Title – The Lobster (2015)
Director – Yorgos Lanthimos (Dogtooth)
Cast – Colin Farrell, John C. Reilly, Rachel Weisz, Ben Whishaw, Olivia Colman, Léa Seydoux, Michael Smiley, Angeliki Papoulia
Plot – In the near future humans are required to partner up or be turned into animals if they fail to do so. David (Farrell) finds himself at a matchmaking hotel and quickly running out of time to partner up but could a wood dwelling women (Weisz) offer him a chance of salvation?
“Lobsters live for over one hundred years, are blue-blooded like aristocrats, and stay fertile all their lives. I also like the sea very much”
Review by Eddie on 10/05/2016
If you’re chasing your movie meal to be served up well and truly above medium strange with an added dollop of weird sauce and odd and odder sides, then my goodness is Yorgos Lanthimos’s The Lobster the feast you’ve been seeking.
One of the most downright bizarre yet somehow never less than engaging experiences of recent times, The Lobster takes the viewer into a darkly comically alternative existence where humans are to be matched with partners in hotel matchmaking or face the prospect of being turned into an animal of their choice and if you think that synopsis sounds cuckoo wait until you witness the final product.
Playing it deadpan and never once letting up on its game of oddities, The Lobster sees a game and capable cast play out numerously amusing scenarios from hunting other humans in the woods with tranquiliser guns, partaking in creepy hotel dances or having hands be placed in toasters, Lanthimos isn’t afraid to put his named cast through the wringer and many actors are the best they’ve been in years.

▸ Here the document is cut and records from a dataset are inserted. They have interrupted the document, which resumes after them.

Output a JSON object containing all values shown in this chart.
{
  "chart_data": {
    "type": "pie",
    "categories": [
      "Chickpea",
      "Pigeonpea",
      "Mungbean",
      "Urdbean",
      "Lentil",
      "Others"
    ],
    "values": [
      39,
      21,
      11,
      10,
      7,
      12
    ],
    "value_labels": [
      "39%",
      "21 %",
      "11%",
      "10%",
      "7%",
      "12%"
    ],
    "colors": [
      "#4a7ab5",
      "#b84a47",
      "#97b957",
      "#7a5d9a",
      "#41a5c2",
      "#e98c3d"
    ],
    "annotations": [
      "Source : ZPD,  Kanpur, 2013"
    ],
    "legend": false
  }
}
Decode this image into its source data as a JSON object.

The comedic talents of actors like Colin Farrell and John C. Reilly (here sporting a lisp) are well known and the two gentleman acquit themselves well with equally thankless roles but Lanthimos also finds gold out of performers like Ben Whishaw, Rachel Weisz and Olivia Colman in roles that require them to remain straight faced even though what they’re getting up to is anything but “normal”. Especially there are particular joys and amusements to be found early on here as we’re introduced to each of these abnormal characters and as we get thrown into this bizarre world you can’t help but laugh no matter how dark things are actually getting and how little you actually understand about what on earth is going on.

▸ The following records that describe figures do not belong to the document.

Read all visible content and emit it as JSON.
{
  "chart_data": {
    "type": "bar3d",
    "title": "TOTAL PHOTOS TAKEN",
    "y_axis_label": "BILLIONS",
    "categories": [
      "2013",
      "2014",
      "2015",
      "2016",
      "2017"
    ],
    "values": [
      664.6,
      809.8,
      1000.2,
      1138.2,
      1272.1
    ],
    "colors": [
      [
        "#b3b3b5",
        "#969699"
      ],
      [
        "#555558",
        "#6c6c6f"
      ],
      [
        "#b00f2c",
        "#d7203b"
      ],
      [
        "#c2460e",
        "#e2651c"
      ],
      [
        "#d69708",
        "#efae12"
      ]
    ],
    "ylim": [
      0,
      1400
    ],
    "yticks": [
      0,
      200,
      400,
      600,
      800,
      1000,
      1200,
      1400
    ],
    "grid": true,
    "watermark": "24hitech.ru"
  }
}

For fans of Charlie Kaufman and even select Wes Anderson films, The Lobster will likely become a new favourite and will quite possibly be a beloved cult classic as the years draw on from its discoveries on home video formats and while Lanthimos’s film loses some steam from a midway point shift in focus, The Lobster is about as original and often hilarious a film as you’re likely to get in today’s movie climate.